Había tomado mi sombrerito, mi vestido de crepé amaranto, mi chal y mis zapatos punzó. Mi aspecto era encantador…
Ella llegó en calesa, vestida casi como en su canción, es decir, con la misma ligereza, pero su vestido de crepé era de color hortensia y llevaba botines de satén, una blusa muy bordada y un bonete de terciopelo negro con dos largas plumas. Su cabello moreno formaba tirabuzones en las sienes.

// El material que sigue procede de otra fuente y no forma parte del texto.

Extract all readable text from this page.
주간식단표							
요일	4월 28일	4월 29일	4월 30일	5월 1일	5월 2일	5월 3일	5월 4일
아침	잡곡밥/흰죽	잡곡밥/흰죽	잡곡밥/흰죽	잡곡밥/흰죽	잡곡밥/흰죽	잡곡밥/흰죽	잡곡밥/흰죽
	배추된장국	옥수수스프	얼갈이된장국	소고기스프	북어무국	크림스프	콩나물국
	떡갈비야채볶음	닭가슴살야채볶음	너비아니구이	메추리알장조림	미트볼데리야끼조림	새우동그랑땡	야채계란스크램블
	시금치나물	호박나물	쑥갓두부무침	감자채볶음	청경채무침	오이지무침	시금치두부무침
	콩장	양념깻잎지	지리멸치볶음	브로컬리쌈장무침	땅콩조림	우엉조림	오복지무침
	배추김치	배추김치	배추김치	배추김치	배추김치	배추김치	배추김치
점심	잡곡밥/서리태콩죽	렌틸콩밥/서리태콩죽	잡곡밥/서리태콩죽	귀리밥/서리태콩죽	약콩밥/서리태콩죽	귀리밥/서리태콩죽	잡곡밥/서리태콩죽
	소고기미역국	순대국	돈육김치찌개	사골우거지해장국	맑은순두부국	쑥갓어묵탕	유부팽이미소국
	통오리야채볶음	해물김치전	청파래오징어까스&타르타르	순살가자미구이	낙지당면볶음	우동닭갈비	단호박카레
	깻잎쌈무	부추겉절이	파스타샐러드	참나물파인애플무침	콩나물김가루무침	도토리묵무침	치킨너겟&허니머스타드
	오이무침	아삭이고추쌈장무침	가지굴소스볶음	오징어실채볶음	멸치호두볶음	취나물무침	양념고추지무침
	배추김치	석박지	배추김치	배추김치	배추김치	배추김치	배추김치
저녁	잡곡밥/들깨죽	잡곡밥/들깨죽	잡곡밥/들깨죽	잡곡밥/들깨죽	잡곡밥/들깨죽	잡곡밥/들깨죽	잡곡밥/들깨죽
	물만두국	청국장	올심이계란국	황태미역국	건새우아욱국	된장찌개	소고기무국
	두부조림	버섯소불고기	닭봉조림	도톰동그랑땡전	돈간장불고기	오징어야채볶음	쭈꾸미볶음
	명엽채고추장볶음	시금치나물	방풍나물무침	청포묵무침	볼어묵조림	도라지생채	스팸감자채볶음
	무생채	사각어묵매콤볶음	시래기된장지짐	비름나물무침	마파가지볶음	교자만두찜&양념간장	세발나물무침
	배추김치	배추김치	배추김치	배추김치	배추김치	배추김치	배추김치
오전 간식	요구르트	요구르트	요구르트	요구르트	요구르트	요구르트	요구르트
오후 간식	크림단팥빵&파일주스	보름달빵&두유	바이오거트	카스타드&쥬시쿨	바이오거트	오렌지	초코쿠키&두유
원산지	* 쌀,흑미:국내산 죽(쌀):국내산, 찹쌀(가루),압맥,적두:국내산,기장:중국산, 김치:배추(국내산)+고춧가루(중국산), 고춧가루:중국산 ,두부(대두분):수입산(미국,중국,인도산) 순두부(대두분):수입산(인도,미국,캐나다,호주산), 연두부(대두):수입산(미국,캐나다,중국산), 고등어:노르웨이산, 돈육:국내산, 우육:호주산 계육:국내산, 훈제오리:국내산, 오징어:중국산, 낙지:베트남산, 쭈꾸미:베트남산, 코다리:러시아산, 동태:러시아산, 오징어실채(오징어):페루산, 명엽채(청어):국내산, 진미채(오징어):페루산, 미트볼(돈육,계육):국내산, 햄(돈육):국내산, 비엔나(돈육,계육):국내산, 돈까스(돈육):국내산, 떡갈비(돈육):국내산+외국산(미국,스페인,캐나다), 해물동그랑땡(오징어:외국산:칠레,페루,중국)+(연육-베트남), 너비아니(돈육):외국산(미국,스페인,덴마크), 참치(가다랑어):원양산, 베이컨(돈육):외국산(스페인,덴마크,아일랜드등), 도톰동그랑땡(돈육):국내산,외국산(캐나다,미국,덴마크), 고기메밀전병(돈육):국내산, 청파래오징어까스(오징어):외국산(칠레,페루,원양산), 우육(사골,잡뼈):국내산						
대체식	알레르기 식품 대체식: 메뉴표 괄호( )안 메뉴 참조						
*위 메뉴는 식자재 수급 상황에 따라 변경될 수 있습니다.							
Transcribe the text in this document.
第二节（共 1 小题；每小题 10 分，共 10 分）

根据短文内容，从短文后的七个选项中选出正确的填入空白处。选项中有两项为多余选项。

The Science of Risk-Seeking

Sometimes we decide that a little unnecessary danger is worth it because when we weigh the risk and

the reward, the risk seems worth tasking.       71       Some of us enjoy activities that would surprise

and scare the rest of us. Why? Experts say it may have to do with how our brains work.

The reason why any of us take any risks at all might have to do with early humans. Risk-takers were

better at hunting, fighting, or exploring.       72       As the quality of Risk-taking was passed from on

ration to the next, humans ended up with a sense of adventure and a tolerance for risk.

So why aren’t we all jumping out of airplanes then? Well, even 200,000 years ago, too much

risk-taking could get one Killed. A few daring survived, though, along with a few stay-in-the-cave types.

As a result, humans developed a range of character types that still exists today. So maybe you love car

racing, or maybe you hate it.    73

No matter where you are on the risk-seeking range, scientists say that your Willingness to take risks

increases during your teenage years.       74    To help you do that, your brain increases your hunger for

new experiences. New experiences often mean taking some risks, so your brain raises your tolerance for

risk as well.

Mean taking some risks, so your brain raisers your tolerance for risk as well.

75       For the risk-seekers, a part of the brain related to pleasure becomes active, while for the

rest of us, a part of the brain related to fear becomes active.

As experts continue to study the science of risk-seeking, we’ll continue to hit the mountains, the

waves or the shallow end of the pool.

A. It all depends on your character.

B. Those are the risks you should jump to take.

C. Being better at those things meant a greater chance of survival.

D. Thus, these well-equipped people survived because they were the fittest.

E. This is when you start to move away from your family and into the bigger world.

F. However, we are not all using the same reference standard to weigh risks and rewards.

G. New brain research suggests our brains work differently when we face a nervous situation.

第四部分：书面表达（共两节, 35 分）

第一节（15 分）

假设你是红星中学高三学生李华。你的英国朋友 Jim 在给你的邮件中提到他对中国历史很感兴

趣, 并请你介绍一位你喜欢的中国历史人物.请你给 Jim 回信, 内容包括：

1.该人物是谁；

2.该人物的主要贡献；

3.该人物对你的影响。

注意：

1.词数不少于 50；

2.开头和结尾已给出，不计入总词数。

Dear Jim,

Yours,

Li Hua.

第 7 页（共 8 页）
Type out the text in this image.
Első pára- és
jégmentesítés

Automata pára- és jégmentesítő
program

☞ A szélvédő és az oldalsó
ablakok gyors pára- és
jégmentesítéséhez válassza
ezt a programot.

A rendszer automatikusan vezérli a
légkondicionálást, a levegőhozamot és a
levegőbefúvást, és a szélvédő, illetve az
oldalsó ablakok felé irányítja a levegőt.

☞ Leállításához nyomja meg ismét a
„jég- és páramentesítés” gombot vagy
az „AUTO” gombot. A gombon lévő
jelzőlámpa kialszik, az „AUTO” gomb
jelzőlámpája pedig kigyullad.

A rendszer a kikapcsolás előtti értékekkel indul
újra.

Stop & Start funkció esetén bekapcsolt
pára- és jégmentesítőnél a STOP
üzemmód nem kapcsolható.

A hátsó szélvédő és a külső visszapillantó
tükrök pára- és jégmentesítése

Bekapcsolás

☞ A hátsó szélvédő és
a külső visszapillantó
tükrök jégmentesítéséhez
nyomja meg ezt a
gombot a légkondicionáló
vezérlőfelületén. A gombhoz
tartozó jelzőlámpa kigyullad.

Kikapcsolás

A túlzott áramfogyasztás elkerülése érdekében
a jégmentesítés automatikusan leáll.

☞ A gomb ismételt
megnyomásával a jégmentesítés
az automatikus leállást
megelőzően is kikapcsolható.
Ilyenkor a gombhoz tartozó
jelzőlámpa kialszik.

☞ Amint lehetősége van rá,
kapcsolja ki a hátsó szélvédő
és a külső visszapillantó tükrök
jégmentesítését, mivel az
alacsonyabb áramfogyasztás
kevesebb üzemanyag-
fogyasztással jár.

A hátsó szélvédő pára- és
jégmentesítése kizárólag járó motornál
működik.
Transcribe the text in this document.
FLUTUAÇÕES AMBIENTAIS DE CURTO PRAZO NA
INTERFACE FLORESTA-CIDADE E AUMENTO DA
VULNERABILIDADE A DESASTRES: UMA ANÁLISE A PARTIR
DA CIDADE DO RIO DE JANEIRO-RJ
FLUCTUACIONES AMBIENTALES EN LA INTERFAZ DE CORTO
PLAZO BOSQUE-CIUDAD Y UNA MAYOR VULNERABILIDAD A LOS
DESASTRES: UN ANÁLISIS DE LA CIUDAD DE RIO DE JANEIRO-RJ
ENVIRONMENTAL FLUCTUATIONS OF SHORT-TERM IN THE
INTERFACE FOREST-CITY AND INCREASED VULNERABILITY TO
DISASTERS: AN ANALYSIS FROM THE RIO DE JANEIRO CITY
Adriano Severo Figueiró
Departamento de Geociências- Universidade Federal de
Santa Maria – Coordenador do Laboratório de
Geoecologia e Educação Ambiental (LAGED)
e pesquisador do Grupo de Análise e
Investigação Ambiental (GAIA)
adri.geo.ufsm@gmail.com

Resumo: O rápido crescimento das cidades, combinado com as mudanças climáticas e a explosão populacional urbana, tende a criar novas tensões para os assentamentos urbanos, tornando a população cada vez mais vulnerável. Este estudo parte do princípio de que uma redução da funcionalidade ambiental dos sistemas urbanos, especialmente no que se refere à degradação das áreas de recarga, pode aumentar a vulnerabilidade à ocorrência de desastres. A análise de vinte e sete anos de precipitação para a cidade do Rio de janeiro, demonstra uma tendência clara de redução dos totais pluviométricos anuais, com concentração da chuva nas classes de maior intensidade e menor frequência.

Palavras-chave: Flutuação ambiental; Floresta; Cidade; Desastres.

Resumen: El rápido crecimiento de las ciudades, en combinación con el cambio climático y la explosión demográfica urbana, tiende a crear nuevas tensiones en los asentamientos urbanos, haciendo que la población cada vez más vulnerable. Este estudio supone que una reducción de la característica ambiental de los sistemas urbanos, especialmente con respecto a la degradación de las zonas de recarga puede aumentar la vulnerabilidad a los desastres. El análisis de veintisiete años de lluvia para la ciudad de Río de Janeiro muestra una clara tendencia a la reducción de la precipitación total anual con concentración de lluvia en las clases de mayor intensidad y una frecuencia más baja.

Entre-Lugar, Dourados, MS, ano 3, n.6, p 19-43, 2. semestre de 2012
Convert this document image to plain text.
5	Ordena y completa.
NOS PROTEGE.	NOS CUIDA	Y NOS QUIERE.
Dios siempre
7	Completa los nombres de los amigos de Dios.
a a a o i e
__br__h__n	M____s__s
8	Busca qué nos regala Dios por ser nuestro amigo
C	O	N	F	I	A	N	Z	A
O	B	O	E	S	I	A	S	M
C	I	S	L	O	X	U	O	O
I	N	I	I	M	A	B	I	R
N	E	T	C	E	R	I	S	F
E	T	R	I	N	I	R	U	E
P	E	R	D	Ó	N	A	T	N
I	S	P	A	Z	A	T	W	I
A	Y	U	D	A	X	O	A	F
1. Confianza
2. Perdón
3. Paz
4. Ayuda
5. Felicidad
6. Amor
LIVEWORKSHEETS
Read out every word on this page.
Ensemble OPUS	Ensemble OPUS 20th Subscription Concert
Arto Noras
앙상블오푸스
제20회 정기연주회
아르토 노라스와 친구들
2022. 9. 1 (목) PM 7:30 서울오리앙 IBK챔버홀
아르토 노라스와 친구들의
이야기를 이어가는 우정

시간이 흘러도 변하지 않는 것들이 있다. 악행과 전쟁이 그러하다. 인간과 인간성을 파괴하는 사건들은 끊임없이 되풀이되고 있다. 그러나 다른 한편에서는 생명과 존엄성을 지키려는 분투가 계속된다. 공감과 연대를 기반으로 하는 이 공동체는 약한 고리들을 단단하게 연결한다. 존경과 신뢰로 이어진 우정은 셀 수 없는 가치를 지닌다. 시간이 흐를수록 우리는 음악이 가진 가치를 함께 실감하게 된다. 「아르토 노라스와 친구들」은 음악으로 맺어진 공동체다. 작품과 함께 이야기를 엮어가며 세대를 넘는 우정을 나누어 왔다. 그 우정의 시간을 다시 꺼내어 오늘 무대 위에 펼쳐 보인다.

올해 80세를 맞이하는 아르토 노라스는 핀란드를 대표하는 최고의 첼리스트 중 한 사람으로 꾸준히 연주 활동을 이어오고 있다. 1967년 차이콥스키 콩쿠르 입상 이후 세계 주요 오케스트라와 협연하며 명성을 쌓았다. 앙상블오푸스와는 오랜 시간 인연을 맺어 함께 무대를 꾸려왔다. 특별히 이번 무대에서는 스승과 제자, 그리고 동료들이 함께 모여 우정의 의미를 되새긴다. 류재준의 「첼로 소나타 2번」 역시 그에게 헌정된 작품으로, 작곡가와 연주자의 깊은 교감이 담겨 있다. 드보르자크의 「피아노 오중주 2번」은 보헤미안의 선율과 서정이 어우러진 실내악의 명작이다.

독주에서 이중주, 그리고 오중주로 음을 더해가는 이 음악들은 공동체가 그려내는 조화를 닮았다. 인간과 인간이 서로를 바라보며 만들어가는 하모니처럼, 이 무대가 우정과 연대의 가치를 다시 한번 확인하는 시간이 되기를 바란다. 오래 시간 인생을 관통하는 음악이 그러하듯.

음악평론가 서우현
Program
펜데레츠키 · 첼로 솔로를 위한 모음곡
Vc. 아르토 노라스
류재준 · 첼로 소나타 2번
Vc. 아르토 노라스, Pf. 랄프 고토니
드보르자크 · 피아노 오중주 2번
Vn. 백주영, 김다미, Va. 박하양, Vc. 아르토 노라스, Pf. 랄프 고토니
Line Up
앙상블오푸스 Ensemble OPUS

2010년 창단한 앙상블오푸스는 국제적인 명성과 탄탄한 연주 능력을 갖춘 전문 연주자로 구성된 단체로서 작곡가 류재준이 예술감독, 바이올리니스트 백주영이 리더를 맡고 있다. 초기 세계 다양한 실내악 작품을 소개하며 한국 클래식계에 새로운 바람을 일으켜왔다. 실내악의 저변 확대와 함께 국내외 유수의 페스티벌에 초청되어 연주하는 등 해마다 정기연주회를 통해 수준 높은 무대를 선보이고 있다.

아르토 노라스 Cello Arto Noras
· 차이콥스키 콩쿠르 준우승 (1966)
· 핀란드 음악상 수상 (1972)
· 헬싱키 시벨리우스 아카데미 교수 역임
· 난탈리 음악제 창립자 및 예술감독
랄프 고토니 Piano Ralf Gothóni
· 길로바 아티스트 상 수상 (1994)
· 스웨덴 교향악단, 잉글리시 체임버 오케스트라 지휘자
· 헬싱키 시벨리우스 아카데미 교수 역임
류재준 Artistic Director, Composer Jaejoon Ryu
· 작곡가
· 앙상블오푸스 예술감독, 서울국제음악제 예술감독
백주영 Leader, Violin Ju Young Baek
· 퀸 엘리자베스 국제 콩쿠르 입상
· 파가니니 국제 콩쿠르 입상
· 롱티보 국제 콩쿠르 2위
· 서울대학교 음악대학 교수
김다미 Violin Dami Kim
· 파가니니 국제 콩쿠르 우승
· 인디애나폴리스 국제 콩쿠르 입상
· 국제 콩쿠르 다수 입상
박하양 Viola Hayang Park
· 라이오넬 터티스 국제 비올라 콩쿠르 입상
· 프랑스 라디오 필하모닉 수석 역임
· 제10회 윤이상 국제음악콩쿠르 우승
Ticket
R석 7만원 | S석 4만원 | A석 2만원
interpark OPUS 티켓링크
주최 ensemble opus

Pálida, como lo exigía la moda, pero metida en carnes, arrugaba la nariz, imprimía un movimiento de vaivén a sus caderas y reía enseñando ex profeso los dientes impecables.
– Amore mío! -exclamó en un italiano cruzado con el acento de los arrabales.
– Valentine…
– ¡Ya está! ¡El teatro de la puerta de Carintia abrirá de nuevo, y el de Viena también!
– Valentine…
– ¡Voy a actuar ahí, Henri! ¡Es un sueño! ¡Yo en el escenario, aquí, en la capital del teatro! ¿Te das cuenta, pichoncito mío?
Sí, claro, el pichoncito se daba cuenta, pero no lograba articular una frase, apenas tenía el valor de disipar la exaltación de la bonita comedianta.
– ¡Hay cuatro filas de palcos! ¡Y además los decorados cambian a la vista! ¡Sobre el escenario hasta el Vesubio entrará en erupción!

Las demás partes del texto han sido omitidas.